A scientist would conclude that the brain cells—neurons—had been destroyed. Or digging deeper they would say that the synaptic vesicles at the presynaptic axon terminal were jammed, or that the receptors at the postsynaptic spine—the dendrites—were clogged, or that synapse—the jump from one neuron cell to another—was being otherwise prevented.
Or perhaps there was a problem with the myelin that covers the axon terminals. The most recent research indicates that talent—designing buildings; playing a top-ranking game of chess, golf, or tennis; or writing sentences, paragraphs, columns, or books—lies in the degree of thickness of those series of myelin wrappings upon each neuron cell.

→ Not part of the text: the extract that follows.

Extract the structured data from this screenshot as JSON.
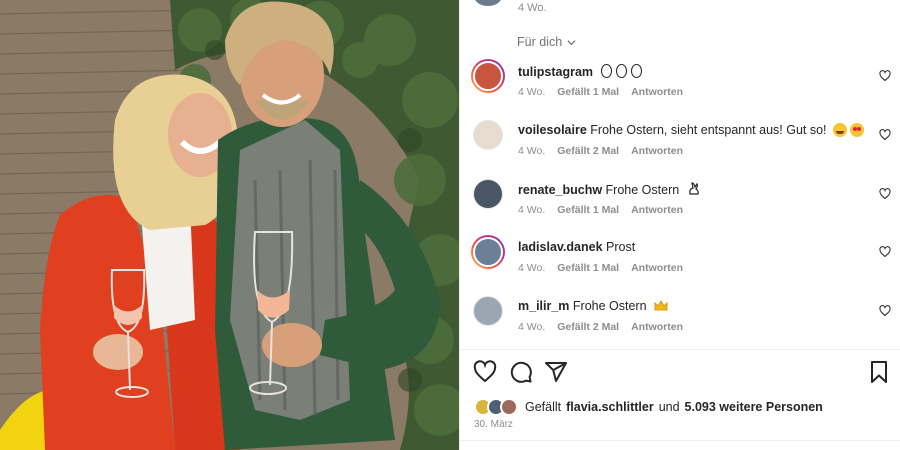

“Synaptic transmission in myelinated axons is a lot faster than in unmyelinated, because it just jumps from node to node,” wrote the neuroscientist Jeanette Norden. In other words the thicker the myelin, the more talented the individual. Practice thickens it.
Science writing—all quite accurate—leaves one cold, in that it leaves out the emotional context of what a stroke causes—a loss of a human’s core. Lodged somewhere and somehow within the tangles of dendrites, axon terminals, and myelin coverings, within the gray and white matter, within the folds and convolutions of brain matter are those human characteristics called emotions: fear, envy, greed, love, ambition, anger, and hate. To lose them, plus intelligence and connections, even if only gradually, is terrifying.
In reference to Manchester, Roger Rosenblatt wrote, “He has lost the words, and the process of losing them, little by little, must have been terrible.”